To date, the petition by the foundation is standing at 129 400 signatures of citizens who support the bid for the government to consider castrating all male pit bulls and sterilising female pit bulls in the country.

Kupelo said the Department of Health had referred the issue to the Department of Agriculture, Forestry and Fisheries, which had responded positively to the petition.

He said the foundation was in contact with the Agriculture, Forestry and Fisheries minister on setting up a date for them to deliver the petition to them on or before December 15.

While the organisation took the opportunity to also commend dog owners who had voluntarily surrendered their pit bulls to the relevant authorities, it chastised dog owners who took to social media to show off their “beloved family members”, as many have remarked, as being insensitive to those who had lost their lives to attacks.

“It’s insensitive when people are worried about this breed and the threat it poses to human life for others to then decide to post pictures justifying keeping them and attacking the foundation as if we targeted anyone in particular. We have not targeted or blamed any single person or organisation.

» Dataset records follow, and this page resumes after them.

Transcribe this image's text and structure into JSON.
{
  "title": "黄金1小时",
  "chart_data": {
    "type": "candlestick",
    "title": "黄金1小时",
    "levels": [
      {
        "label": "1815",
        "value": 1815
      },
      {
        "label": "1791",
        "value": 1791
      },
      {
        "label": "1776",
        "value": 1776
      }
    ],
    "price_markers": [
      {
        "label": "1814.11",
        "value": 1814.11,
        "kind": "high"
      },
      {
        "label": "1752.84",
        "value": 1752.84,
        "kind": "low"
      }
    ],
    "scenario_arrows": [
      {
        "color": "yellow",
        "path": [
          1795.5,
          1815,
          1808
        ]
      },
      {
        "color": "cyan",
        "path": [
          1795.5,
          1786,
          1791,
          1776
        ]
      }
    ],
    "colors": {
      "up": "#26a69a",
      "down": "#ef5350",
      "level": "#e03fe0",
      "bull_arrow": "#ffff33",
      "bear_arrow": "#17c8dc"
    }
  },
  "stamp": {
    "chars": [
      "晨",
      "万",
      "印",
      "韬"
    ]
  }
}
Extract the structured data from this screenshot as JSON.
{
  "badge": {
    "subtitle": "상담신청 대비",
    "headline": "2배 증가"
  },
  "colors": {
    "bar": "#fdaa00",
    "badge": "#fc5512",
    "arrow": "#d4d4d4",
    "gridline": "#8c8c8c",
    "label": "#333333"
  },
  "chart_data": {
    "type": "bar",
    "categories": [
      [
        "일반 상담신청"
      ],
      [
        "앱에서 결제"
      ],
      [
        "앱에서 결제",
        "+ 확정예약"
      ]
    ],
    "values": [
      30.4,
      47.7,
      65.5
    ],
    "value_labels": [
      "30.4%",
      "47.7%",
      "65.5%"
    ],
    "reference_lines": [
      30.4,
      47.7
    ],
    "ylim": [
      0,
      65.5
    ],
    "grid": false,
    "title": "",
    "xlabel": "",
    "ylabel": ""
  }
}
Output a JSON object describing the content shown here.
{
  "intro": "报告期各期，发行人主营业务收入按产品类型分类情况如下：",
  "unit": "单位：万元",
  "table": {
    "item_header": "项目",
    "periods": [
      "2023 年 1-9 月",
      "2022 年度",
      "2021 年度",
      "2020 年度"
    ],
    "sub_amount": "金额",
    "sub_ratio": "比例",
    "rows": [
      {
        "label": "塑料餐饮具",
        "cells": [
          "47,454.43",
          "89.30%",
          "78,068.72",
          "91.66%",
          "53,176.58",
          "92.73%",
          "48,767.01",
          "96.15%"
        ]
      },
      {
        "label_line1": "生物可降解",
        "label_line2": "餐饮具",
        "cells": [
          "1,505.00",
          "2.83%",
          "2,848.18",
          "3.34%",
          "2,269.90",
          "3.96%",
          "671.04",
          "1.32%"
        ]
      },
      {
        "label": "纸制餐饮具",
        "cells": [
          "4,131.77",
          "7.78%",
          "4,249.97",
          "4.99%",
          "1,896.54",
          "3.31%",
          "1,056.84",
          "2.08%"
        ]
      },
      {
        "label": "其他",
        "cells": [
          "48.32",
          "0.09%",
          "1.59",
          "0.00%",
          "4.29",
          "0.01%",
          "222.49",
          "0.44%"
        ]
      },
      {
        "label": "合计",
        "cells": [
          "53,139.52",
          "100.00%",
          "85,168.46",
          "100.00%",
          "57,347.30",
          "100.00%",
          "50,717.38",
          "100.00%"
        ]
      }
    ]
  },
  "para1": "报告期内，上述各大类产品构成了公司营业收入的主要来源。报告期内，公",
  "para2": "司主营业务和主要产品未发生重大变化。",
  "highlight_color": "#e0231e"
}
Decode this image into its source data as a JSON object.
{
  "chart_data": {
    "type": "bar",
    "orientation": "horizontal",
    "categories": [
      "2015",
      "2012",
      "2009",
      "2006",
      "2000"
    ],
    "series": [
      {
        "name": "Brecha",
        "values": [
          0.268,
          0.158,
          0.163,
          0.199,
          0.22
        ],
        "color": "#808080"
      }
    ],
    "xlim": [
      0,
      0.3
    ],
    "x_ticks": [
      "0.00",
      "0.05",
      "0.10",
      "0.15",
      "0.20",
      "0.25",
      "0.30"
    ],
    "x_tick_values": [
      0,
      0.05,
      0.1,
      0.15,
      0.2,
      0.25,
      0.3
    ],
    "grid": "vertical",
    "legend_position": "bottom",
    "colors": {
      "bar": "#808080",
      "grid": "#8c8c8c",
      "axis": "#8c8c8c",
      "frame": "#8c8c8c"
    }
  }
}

“Right now we know communities are angry because we’ve seen horrendous acts of people poisoning the dogs or stabbing them, and we agree something needs to be done either through requiring owners to obtain licences or restricting access based on economic status, but we do not advocate for animal cruelty at all.”

Taking economic status into consideration when deciding on the dog’s ownership was important, according to Kupelo, as he explained that the dog required persons who could feed it and provide it with ample space to move around.

Not keeping “power breeds” in an adequate environment often resulted in disaster as the first chance the dog got to escape, it ran rampant in communities, causing untold damage.

The National Council of SPCAs added its voice to the debate, stating that even though it was against the banning of the dog breed in the country, there was certainly an urgent need for the government to intervene in the issue of pit bull attacks.

Spokesperson Keshvi Nair, in a recent interview, said they strongly believed that there was an urgent need for stronger regulations and controls covering the breeding and keeping of these animals.

“Pit bulls do have the capacity to be very loving family pets, but they also have the capacity to do immense damage, as we have seen. Again, we say these dogs should not be owned by just normal people, they need to be owned by people who have extensive knowledge of the breed.”

The Pit Bull Federation of South Africa also expressed concern about the manner in which the media were reporting on pit bull attacks without ascertaining whether the dogs were in fact pit bulls.

“While we have to accept that there are pit bulls attacking and killing people, this does not absolve the media of their duty to report content that is accurate and fair.”

The federation said it would look to approach the Broadcasting Complaints Commission of South Africa, Press Ombudsman, SAPS and the Health Professions Council of SA on the matter. It said police and paramedics were the ones who leaked information about the identification.